Eve commented sometime last week, 'I'm concerned about the requirement of healthy mind and body. Can a minister who has well-managed mental health issues or physical disabilities, excel? "
Hummm....
Of course, one answer is a resounding, "Yes!" It is possible to be a fine minister while coping with many kinds of health conditions. I suppose that most of us, at least after a certain age, manage some mental and physical health issues, and still excel in our work.
Another answer has to be more qualified. A certain level of health and ease of life (or at least a good match between one's needs and one's ministry setting) is necessary if one is to serve others with energy. And I'm aware that there is great concern in the Protestant ministerial world that clergy as a whole are not very healthy. Rightly or wrongly (both, I think) physical health and spiritual leadership are linked in most people's minds. As even traditional medicine begins to understand mind-body connections we're more and more realizing that our health and our choices and our self-discipline are intertwined. This is an uncomfortable new reality for many of us. It takes time and energy and money to care for one's health and those are things we ministers sometimes think we don't have enough of.
I imagine that most of us are aware of ministers whose ability to excel, or even work at all, was impacted by mental and physical health issues.
I myself went through a five year period of semi-related health problems. I had four surgeries in five years and then suffered a depression. There were many gifts in that period, and I think that I'm a better minister for having gone through that time. Certainly I'm a more compassionate pastor to my hospitalized, depressed, and worried folk! Been there. But I was not excelling in ministry in those five years and my church wasn't doing so well, either. If I had not been able to move out of that period and get and stay (relatively) more healthy, I would have had to move to a less challenging ministry. If I had known at the outset what I was in for, I probably would have felt the need to depart. I aim to serve, after all! But one doesn't usually know, and one doesn't always have choices.

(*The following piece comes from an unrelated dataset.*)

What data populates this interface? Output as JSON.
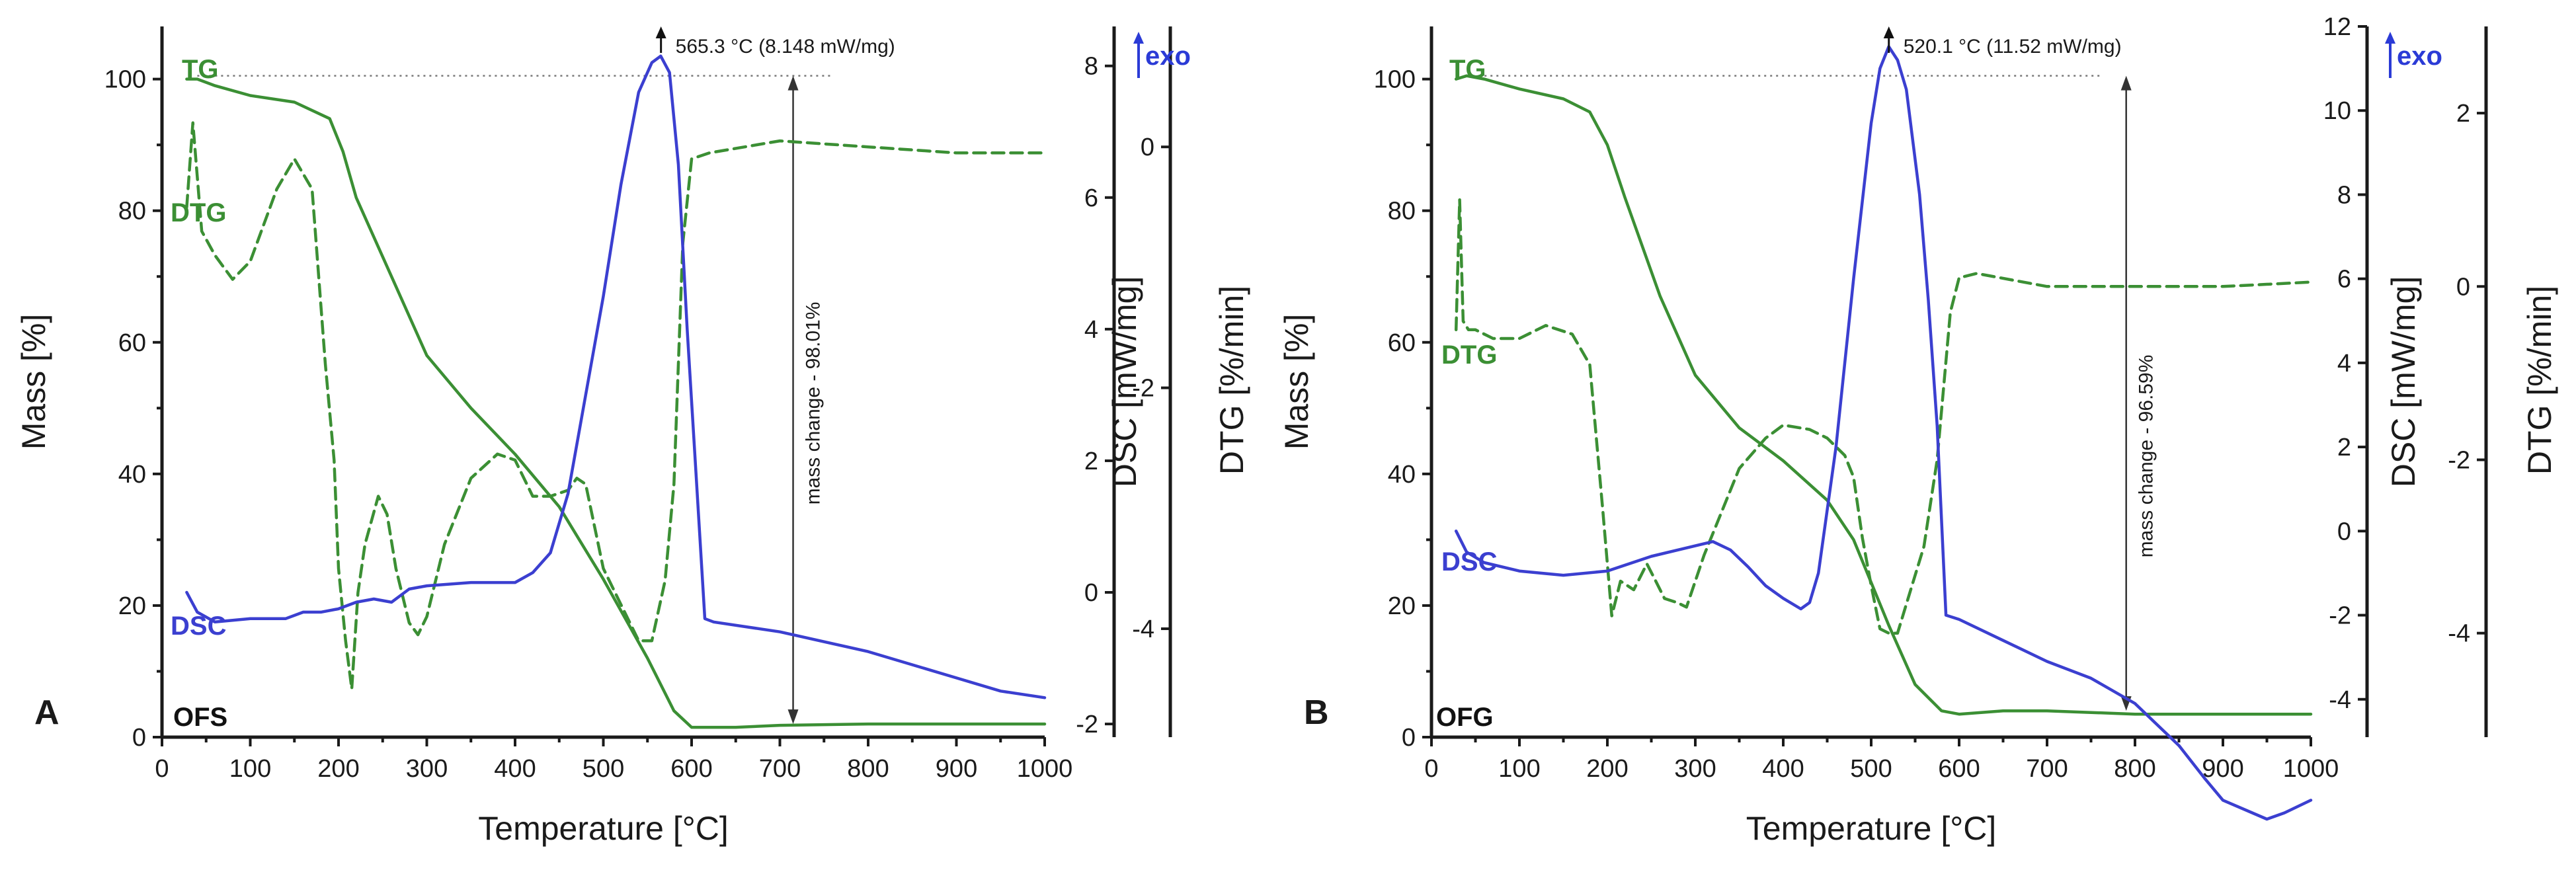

I guess what I thought when I read that line about health was mostly about those coming into the profession. It's an emotionally and physically strenuous career in every size of church. I worry about people who come into ministry dealing with health issues because I think that the stress of ministry is all too likely to make those issues worse. But given that we probably all get our little list of "issues" as we age, perhaps that's just a fact of life.
Perhaps where excellence comes in is in dealing well with whatever life gives us, doing the spiritual, emotional, and physical work of health, and being realistic about whether we are able to continue to serve in a particular ministry.
1 comment:
Thank you for a thoughtful response. I was thinking about the Americans with Disabilities Act, which requires employers to make reasonable accommodations for applicants/employees with disabilities, whether lifelong or fairly short-term. The law doesn't require an employer to give someone a lighter workload or to accept lower work standards, only to provide the accommodations that allow the employee to do the full job well. I worry that overtly equating health with capacity for excellence could make us less willing even to look at (much less provide) whatever reasonable accommodations would allow person with a disability to excel.